My hand shook violently as I hung up the telephone. I leaned against the wall for support. I felt like my brain was imploding. For hours, all I’d wanted to do was kill the “motherfucking nigger” who’d killed Joe Morgan. For hours, there was no Jello, no Little G, no Keith in this world, only “mud” and “ZOG ” and my steel-toed combat boots. For hours, all I heard inside my brain was “Kill! Kill! Kill!” All it had taken was one fucking phone call. One lousy, fucking phone call and I’d flipped right back into warrior-skinhead mode. I staggered across the kitchen and collapsed under the realization of how close to the edge I’d been. I’d only been one phone call away from going back to war, back to hate, straight to hell. I sat at the kitchen table, staring at the telephone. Then I broke down crying.
Joe’s body was shipped back to the East Coast a few days later. Nearly every skinhead in a three-hundred mile radius turned out for the memorial service. Even my cousin Shawn and the Lancaster County crew came to pay their respects; it was the first time I’d seen Shawn in nearly three years. He nodded to me across the packed room as I waited in line to view the body.
Waves of skinheads marched up to the casket, saluting their fallen hero, “
Sieg Heil
!” I didn’t salute Joe. I stood alone by his body for a few moments and remembered what he had done for me; he’d helped me when no one else could, or would. I hadn’t come to the funeral home to pay respect to a skinhead; I’d come to pay respect to a friend. I leaned into the casket and kissed Joe’s forehead. “Thank you,” I whispered.

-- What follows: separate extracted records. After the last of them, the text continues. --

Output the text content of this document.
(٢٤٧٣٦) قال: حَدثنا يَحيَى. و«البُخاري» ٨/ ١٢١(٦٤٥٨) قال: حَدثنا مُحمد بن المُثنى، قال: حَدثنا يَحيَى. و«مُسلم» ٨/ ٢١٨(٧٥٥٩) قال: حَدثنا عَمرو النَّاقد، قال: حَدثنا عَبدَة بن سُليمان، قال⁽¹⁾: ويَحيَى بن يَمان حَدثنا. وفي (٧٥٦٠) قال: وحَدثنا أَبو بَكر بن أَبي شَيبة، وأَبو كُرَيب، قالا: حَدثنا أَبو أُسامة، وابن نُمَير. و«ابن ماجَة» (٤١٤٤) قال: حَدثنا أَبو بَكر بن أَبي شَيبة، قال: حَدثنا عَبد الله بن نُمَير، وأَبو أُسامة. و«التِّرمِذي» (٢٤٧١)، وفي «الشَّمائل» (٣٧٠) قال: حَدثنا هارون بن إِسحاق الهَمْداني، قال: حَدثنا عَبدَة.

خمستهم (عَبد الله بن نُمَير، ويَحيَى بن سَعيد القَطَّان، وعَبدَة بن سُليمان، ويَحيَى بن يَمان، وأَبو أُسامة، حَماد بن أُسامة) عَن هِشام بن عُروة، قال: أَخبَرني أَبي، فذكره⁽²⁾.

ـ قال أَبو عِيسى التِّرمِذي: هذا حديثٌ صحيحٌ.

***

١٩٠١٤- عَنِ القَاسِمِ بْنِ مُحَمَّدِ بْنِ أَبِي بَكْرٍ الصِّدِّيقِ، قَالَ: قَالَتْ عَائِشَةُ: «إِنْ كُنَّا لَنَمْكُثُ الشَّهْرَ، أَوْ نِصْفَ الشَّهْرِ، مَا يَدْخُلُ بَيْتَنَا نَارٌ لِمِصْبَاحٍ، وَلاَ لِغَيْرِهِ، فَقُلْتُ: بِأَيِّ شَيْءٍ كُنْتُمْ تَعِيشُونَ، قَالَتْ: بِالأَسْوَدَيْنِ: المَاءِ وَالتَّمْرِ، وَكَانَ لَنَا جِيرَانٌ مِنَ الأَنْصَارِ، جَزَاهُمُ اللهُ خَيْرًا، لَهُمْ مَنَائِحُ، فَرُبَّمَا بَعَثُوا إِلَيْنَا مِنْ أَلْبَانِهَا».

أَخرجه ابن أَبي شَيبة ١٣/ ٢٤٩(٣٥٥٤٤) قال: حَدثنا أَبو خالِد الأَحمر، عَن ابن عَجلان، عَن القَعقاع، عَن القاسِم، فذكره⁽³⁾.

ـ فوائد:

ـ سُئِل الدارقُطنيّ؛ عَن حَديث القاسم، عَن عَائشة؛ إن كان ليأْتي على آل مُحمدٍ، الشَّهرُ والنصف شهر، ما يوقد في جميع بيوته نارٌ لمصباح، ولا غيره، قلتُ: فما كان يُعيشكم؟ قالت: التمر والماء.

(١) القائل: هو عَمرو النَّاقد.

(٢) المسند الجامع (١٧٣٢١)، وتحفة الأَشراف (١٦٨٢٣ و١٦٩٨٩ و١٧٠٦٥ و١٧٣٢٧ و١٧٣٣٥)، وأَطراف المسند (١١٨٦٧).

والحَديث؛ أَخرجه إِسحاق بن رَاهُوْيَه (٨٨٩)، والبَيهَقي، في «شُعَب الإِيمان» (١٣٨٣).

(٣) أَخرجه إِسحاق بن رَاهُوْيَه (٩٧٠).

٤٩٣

The skinheads threw a party in his honor. I hadn’t planned to go; I had no desire to go, but Matt Hanson talked me into it, saying he missed me, assuring me everybody missed me since I’d stopped spending my nights in Skinhead Alley.

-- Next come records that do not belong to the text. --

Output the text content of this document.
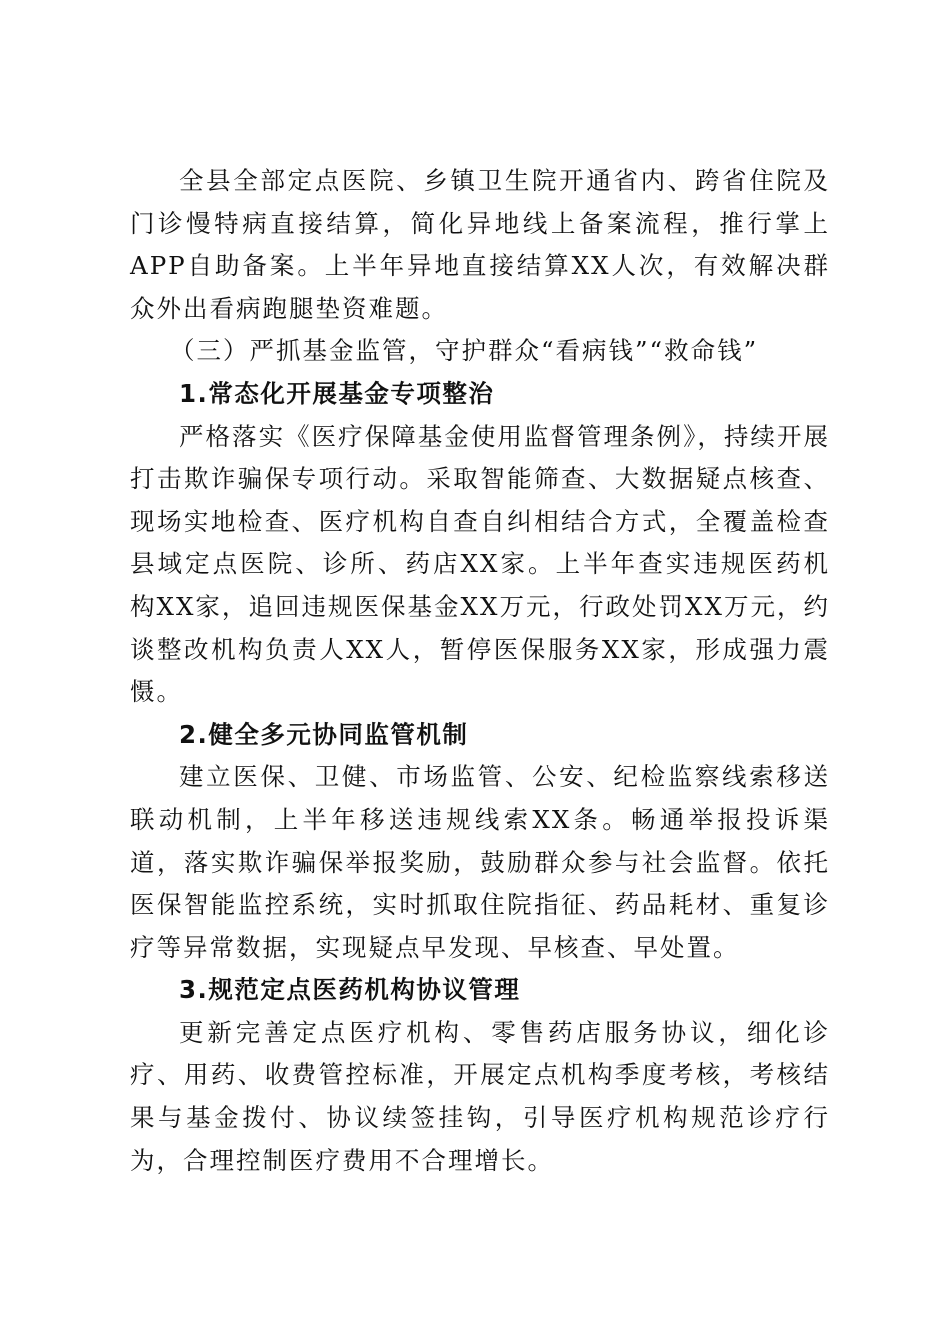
全县全部定点医院、乡镇卫生院开通省内、跨省住院及门诊慢特病直接结算，简化异地线上备案流程，推行掌上APP自助备案。上半年异地直接结算XX人次，有效解决群众外出看病跑腿垫资难题。

（三）严抓基金监管，守护群众“看病钱”“救命钱”

1.常态化开展基金专项整治

严格落实《医疗保障基金使用监督管理条例》，持续开展打击欺诈骗保专项行动。采取智能筛查、大数据疑点核查、现场实地检查、医疗机构自查自纠相结合方式，全覆盖检查县域定点医院、诊所、药店XX家。上半年查实违规医药机构XX家，追回违规医保基金XX万元，行政处罚XX万元，约谈整改机构负责人XX人，暂停医保服务XX家，形成强力震慑。

2.健全多元协同监管机制

建立医保、卫健、市场监管、公安、纪检监察线索移送联动机制，上半年移送违规线索XX条。畅通举报投诉渠道，落实欺诈骗保举报奖励，鼓励群众参与社会监督。依托医保智能监控系统，实时抓取住院指征、药品耗材、重复诊疗等异常数据，实现疑点早发现、早核查、早处置。

3.规范定点医药机构协议管理

更新完善定点医疗机构、零售药店服务协议，细化诊疗、用药、收费管控标准，开展定点机构季度考核，考核结果与基金拨付、协议续签挂钩，引导医疗机构规范诊疗行为，合理控制医疗费用不合理增长。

I walked up a long flight of steps to the second-floor apartment carrying the case of beer Matt had been told to bring. The host, a member of the Nazi Alliance, patted me on the back and
said, “Glad you came.” He asked me to put the beer in the refrigerator and waved me down a hallway toward the kitchen.
Three gigantic Axis Skinheads were leaning against the counter. Not one of them spoke to me. That’s when I knew. I just fucking knew. I’d walked into a trap and there wasn’t a thing I could do to escape. As I reached for the refrigerator door, the biggest one sucker punched me in the side of the head. Twenty-four bottles of beer shattered across the floor, leaving the linoleum as slick as ice. I knew it would be my only advantage. I lodged my shoulder into the Axis skin who’d hit me like I was checking an opposing hockey player. He teetered on the slippery floor. I clung to his shirt and used my weight to drag him down.
I only got in one shot before he screamed, “Axis Stomp!” That notorious battle cry has preceded many a bloodbath. It’s their special code; it means all Axis Skinheads within earshot must jump in the fight. They all came running. So did all the other crews, who were jostling for ringside seats. As the first torrent of blows rained down on my head and chest, I heard the echo of a familiar tune in the back of my mind.